* Swiss antitrust, market regulators already probing forex
* Foreign exchange market one of the least regulated markets
* Regulators already investigating other benchmarks
* RBS said to have handed instant messages to Britain’s regulator
ZURICH, Oct 9 (Reuters) - Swiss finance minister Eveline Widmer-Schlumpf on Wednesday retracted an assertion that she knew the foreign exchange market had been manipulated.
Her ministry said that it was aware only of a probe into possible manipulation.
At a government press conference earlier on Wednesday, Widmer-Schlumpf had said: “It’s a fact that foreign exchange manipulation was committed.”
“It is unclear to what extent and which institutions are affected.

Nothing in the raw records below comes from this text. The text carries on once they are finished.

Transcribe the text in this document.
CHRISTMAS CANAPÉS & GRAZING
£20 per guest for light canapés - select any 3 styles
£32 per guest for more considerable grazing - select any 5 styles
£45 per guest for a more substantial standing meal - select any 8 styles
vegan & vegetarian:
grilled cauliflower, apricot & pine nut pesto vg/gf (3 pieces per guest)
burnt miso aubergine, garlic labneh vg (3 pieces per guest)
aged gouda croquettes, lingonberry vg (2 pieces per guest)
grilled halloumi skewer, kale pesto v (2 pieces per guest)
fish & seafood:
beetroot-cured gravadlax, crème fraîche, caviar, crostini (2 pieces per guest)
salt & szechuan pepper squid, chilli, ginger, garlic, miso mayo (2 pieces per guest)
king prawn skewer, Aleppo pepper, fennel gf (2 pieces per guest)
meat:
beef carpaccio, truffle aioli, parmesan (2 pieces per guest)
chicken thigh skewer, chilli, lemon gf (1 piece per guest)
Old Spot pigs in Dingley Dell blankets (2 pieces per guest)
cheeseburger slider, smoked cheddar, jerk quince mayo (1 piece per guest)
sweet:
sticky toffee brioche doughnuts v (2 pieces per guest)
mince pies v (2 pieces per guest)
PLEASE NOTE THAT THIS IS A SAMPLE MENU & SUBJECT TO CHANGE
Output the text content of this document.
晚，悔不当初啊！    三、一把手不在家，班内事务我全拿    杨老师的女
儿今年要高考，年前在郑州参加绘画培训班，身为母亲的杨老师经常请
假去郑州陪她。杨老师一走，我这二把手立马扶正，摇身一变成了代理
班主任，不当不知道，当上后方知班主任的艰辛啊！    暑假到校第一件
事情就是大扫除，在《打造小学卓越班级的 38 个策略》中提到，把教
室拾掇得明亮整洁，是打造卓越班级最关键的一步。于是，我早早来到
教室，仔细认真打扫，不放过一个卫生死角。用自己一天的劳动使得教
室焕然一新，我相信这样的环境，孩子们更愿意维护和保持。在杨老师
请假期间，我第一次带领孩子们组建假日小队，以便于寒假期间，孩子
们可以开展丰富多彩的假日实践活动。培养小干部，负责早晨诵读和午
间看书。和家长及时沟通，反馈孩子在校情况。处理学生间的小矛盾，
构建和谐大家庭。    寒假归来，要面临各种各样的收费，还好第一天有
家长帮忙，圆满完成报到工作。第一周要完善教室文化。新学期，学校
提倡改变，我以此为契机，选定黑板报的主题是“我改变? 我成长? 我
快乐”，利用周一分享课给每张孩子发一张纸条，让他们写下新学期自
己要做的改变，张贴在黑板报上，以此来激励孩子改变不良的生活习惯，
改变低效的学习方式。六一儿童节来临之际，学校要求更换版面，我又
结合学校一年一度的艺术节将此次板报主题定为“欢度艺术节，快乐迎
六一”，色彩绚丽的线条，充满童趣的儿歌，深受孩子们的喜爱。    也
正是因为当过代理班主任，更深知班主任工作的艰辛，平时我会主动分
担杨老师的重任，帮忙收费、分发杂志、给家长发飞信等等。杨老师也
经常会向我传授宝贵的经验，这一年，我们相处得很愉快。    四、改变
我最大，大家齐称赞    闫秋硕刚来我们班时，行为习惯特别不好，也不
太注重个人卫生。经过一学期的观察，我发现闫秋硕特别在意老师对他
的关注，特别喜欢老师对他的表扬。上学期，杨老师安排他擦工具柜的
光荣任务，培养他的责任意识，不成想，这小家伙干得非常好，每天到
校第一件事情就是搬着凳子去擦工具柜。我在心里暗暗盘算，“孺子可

I think it’s important that we wait until we have the results (of the investigation),” she added.
Later the spokesman for her finance ministry said in a statement: “Federal Councillor Widmer-Schlumpf did say this, but did not mean it that way.”
Instead, the finance minister had meant to say she was aware that possible manipulation of the foreign exchange market is being investigated, spokesman Roland Meier clarified.
Switzerland’s competition commission WEKO and its financial markets regulator FINMA said last week that they had opened investigations into potential manipulation of foreign exchange markets by banks. They declined to name the banks under investigation.
Regulators and investors have grown increasingly concerned about the integrity of financial benchmarks in the wake of the Libor interest rate rigging scandal.
Scrutiny of the $5 trillion-a-day currency market has broadened in recent days, with authorities in Switzerland and Britain looking into whether traders at banks sought to manipulate benchmark foreign exchange rates.
The market is the biggest in the financial system and one of the least regulated, with most trading taking place away from exchanges. Companies need foreign exchange benchmark rates to value currency holdings at a uniform rate.
A FINMA spokesman declined to comment on Wednesday. UBS and the Swiss National Bank also declined to comment.
Last week FINMA said it is working with authorities in other countries and that multiple banks worldwide were potentially implicated.
Royal Bank of Scotland (RBS) has handed instant messages sent by a former currency trader to counterparts at other banks to Britain’s financial regulator as part of its probe into the foreign exchange market, a source familiar with the matter said.
Britain’s Financial Conduct Authority (FCA) said in June it was examining allegations banks had manipulated foreign exchange benchmarks by trading ahead of their own customers’ orders, a practice known in the markets as “front running”.
A report by Bloomberg in June said traders at some of the world’s biggest banks had used their advance knowledge of customer orders to push through trades before and during the 60-second window when the WM/Reuters benchmark rates are set.
The WM/Reuters benchmark rates cover 160 currencies. Data from Thomson Reuters systems are a primary source of the exchange rates used to calculate the benchmarks. World Markets, a unit of Boston-based State Street Corp., applies its methodology and calculates the benchmark.
The Bloomberg report said traders had colluded with counterparts at other banks to boost their chances of moving the rates.
The foreign exchange benchmark rates, WM/Reuters, are calculated using actual trades hourly through most of the trading day, with closing rates “fixed” at 4 p.m. in London.
Many banks provide a service to their customers where they guarantee to trade at the WM/Reuters rates and corporations use the rate to value currency holdings since auditors accept the WM/Reuters rates as independently fixed.
The G20’s regulatory task force, the Financial Stability Board, has set up its own working group on interest rate benchmarks and reports back next year. It will look at how transition to a more market-based interest rate benchmark could work and what to do when markets dry up.
Regulators across the globe are already investigating industry benchmarks for establishing the price of crude oil, the interest rate swaps market and inter-bank lending rate Libor.